Perhaps no U.S. president was less suited for the practice of politics than John Adams. A gifted philosopher who helped lead the movement for American independence from its inception, Adams was unprepared for the realities of party politics that had already begun to dominate the new country before Washington left office. Indeed, Adams and the Federalists were so effectively outmaneuvered by the Republicans that history has tended to overlook the legacy of the short, balding man from Massachusetts who led the country between Washington and Jefferson.

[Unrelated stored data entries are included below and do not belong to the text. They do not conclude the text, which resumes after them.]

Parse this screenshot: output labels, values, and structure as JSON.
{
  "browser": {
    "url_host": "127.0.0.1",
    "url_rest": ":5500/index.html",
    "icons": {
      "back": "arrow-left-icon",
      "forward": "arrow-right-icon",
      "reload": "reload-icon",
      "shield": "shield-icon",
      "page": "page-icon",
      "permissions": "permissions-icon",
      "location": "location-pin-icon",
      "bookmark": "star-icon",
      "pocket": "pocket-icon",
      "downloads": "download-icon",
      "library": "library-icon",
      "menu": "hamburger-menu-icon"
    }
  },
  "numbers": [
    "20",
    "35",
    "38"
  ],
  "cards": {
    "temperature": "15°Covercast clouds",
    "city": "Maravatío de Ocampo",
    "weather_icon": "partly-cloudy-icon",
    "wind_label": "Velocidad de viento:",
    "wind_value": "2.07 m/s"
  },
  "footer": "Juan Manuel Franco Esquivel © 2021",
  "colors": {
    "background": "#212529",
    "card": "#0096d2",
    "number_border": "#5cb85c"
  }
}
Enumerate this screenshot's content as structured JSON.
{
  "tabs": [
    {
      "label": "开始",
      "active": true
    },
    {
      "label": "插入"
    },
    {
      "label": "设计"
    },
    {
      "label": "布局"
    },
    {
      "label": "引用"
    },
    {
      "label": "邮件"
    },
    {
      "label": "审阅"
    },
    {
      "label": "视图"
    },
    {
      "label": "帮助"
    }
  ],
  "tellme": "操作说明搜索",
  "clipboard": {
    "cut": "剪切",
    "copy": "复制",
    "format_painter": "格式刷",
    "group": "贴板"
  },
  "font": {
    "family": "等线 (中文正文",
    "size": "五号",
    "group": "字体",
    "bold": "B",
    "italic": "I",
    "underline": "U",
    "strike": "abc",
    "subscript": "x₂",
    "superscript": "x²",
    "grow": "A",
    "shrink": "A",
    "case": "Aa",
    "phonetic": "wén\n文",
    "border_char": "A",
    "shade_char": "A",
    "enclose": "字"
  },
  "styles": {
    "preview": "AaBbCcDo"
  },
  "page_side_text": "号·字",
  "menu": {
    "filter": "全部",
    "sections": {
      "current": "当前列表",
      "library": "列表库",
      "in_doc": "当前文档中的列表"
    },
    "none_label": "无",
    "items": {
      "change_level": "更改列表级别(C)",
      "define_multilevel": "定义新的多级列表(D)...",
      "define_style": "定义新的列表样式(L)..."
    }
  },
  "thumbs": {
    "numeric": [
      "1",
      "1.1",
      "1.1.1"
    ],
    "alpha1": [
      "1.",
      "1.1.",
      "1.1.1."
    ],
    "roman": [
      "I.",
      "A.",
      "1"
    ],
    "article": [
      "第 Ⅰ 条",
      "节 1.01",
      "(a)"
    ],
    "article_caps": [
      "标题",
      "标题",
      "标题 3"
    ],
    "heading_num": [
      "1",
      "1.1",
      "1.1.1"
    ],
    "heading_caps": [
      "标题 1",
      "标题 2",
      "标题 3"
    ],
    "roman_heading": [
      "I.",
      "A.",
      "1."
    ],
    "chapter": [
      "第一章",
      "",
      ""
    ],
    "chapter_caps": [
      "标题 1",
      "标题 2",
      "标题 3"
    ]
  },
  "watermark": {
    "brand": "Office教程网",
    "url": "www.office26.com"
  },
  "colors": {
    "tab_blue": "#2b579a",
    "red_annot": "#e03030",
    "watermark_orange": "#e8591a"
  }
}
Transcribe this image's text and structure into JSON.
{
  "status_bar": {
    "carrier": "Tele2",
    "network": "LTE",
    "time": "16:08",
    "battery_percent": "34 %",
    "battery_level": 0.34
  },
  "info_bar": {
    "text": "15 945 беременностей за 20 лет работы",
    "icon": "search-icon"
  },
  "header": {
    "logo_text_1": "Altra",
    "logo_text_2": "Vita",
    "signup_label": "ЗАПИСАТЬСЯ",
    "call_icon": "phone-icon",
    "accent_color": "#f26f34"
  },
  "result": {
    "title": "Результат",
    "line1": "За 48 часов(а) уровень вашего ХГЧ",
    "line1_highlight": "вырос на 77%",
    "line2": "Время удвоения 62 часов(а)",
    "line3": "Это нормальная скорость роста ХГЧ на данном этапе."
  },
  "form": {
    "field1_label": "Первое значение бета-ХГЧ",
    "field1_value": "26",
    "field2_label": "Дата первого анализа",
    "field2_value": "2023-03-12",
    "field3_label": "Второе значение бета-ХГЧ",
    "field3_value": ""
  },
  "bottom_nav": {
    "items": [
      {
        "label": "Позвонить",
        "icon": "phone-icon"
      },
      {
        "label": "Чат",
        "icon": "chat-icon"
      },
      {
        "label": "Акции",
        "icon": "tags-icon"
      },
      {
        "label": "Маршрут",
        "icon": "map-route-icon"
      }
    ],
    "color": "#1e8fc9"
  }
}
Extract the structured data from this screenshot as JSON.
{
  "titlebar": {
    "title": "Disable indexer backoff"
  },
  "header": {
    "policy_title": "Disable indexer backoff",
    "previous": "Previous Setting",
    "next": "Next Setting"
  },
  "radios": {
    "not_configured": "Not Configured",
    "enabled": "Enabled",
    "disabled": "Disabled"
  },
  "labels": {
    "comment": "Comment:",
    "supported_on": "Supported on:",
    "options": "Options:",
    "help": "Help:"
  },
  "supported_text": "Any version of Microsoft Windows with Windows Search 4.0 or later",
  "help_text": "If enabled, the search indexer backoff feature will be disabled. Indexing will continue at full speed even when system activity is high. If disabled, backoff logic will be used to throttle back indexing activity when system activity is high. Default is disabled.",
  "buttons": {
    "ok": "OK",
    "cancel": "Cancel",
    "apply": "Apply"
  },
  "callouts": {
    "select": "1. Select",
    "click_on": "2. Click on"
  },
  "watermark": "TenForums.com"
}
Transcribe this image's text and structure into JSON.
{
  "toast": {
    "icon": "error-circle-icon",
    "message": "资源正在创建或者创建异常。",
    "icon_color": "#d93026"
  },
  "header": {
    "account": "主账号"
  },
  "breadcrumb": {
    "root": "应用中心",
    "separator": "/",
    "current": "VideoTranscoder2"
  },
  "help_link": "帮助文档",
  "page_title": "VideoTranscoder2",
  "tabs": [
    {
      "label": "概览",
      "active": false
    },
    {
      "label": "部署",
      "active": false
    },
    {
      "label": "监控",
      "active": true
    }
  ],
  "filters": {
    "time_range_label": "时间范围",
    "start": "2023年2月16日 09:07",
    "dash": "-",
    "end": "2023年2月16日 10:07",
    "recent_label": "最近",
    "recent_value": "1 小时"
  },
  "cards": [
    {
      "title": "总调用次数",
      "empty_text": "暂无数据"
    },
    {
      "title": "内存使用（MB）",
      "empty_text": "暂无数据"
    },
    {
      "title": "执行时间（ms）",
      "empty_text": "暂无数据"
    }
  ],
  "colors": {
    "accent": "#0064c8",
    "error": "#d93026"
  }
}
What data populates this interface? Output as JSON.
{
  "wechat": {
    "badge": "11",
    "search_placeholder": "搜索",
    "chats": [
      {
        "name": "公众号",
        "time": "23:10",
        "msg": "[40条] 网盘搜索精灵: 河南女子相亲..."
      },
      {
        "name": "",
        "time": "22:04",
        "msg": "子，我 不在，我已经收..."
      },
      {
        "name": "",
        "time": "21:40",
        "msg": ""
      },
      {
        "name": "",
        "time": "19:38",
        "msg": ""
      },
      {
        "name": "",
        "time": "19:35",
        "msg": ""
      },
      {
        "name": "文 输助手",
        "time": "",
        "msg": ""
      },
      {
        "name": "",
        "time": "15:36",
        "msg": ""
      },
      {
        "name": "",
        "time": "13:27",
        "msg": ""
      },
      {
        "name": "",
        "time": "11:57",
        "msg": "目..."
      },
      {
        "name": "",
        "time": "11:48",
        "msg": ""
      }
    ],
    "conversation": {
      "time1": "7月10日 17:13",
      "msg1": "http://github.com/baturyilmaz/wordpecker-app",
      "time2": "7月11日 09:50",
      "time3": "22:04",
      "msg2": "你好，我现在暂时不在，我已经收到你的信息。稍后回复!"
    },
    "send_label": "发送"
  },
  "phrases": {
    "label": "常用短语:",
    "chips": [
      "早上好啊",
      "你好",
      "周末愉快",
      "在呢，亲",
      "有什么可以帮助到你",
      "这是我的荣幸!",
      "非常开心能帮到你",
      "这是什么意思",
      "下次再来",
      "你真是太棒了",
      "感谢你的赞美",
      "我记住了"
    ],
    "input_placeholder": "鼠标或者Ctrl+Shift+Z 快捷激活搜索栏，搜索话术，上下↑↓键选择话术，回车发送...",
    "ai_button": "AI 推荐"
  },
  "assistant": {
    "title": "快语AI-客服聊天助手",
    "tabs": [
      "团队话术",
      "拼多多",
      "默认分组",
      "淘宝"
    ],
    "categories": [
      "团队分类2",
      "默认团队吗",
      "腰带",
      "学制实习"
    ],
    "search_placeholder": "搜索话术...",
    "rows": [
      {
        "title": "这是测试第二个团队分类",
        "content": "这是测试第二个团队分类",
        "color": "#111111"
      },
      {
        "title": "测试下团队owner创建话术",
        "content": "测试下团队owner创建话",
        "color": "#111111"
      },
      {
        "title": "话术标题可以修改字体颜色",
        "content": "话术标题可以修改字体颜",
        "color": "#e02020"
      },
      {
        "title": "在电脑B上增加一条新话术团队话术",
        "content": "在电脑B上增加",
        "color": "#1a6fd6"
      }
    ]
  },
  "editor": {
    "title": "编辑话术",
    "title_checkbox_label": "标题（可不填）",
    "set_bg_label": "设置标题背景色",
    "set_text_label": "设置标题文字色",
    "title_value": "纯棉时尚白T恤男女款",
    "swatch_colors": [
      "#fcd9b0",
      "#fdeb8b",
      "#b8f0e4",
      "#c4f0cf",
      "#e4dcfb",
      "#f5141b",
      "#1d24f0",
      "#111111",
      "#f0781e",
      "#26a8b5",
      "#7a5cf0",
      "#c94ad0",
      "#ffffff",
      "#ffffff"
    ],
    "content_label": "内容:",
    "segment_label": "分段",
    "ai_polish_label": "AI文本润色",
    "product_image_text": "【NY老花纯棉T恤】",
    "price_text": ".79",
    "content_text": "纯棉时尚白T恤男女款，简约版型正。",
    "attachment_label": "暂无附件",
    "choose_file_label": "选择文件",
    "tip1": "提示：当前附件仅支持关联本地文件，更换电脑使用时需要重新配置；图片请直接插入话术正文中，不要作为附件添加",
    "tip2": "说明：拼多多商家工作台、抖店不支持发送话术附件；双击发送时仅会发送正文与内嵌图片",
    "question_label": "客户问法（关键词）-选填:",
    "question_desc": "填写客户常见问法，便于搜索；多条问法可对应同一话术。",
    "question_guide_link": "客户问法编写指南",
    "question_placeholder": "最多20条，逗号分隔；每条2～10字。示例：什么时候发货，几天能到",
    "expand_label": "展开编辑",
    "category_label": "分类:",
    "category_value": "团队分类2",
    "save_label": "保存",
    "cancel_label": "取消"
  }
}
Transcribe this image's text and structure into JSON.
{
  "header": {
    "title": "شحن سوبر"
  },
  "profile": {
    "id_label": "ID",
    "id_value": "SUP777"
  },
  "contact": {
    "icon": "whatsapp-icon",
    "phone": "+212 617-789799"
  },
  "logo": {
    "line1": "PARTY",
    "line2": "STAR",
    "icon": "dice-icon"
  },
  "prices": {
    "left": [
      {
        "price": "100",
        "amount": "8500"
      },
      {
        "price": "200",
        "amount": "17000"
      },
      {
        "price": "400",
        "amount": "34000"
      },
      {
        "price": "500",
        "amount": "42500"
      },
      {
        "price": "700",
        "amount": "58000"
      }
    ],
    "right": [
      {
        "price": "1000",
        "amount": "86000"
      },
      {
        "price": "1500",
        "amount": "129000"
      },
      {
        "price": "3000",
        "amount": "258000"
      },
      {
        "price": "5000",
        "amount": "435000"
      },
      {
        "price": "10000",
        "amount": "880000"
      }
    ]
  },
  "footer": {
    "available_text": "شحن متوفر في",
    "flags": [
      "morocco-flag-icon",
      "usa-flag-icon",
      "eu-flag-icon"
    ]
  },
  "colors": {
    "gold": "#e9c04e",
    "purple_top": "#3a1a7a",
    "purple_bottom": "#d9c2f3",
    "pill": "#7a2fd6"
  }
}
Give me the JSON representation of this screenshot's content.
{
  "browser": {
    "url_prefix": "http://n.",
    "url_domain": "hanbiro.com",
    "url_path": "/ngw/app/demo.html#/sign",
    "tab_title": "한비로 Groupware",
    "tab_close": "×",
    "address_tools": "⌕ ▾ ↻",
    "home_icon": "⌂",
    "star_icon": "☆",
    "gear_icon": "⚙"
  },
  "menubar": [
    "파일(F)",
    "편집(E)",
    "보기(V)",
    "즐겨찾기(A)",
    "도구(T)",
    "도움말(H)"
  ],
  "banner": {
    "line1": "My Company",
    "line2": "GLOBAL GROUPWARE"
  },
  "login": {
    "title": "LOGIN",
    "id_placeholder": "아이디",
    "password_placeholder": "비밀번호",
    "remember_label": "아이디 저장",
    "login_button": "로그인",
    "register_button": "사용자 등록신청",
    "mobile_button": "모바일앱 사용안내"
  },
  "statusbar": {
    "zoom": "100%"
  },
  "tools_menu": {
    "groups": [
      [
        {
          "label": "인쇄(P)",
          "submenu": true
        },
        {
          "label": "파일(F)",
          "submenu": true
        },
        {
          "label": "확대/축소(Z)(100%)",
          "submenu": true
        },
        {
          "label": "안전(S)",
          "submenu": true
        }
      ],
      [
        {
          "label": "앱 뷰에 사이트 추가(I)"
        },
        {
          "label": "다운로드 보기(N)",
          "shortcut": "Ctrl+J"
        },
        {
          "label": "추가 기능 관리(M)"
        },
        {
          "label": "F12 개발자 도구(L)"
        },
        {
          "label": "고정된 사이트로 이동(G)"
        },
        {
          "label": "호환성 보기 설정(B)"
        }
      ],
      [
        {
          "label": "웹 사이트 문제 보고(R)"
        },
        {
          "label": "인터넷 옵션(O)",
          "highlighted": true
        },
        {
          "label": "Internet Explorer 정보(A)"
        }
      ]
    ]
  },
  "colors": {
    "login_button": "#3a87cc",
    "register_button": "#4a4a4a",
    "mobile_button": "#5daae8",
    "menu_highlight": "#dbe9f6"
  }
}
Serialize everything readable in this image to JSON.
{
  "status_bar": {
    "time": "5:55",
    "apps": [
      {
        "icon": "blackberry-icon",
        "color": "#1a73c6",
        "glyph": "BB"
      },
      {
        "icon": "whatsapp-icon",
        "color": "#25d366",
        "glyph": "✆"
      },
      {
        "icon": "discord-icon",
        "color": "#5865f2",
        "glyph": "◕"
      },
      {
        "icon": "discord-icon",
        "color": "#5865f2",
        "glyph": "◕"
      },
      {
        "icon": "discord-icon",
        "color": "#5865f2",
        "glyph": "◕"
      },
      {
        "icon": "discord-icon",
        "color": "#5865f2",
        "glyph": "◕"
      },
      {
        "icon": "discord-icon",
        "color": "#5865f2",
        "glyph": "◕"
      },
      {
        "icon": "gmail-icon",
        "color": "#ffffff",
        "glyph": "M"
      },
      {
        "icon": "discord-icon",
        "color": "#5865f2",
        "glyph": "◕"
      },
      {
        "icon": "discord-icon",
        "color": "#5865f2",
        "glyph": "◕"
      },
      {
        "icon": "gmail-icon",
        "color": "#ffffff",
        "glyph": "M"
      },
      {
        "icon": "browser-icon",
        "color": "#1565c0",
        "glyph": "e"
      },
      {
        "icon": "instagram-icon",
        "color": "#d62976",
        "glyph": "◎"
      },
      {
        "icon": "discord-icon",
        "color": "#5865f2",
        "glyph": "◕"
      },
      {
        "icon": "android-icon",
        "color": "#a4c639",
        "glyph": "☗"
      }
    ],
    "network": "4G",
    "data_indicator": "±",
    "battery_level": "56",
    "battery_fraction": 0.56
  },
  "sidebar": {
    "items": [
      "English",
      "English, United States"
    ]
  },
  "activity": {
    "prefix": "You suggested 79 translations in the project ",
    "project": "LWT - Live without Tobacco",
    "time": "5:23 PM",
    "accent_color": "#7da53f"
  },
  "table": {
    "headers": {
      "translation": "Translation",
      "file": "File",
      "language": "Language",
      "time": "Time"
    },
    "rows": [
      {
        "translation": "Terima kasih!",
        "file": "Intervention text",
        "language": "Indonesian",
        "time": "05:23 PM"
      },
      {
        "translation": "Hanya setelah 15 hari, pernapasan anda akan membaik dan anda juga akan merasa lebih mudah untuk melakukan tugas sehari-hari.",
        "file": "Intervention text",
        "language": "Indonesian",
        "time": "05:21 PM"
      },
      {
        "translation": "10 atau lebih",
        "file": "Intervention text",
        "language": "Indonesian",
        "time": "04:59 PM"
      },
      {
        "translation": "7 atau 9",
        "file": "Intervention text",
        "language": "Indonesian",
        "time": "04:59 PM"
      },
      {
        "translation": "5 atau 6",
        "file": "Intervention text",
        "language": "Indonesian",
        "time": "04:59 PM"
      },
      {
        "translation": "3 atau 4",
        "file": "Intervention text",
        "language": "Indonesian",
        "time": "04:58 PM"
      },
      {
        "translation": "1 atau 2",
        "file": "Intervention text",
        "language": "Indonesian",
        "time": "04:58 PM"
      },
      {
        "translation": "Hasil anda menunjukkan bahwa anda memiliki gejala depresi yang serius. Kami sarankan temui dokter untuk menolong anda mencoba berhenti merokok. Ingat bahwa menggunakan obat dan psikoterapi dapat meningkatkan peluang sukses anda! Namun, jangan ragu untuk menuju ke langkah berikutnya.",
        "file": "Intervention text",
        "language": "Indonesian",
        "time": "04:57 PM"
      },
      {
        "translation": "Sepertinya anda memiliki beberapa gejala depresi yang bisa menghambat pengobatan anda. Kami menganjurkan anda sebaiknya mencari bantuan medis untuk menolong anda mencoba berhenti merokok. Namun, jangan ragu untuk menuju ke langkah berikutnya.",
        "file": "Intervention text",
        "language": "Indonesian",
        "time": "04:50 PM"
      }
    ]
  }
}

But, as John Patrick Diggins shows, Adams's contributions still resonate today. During his single term he created the Department of the Navy, rallied support for an undeclared war against France, oversaw the passage of the Alien and Sedition Act, and left a solvent Treasury. More importantly, he identified and fought against two trends that continue to trouble domestic affairs today—specifically, the conflict existing between America's aristocratic and populist impulses, as well as that existing between the will of the people and the rights of minorities.
Diggins's Adams is a man whose reputation for snobbery and failure are wholly undeserved, and whose prescient modernism still offers us valuable lessons as we strive to fulfill the Founding Fathers' vision of a fair republic and just society. He is, in Diggins's concise and knowing account, the president who comes closest to the Platonic ideal of a philosopher-king.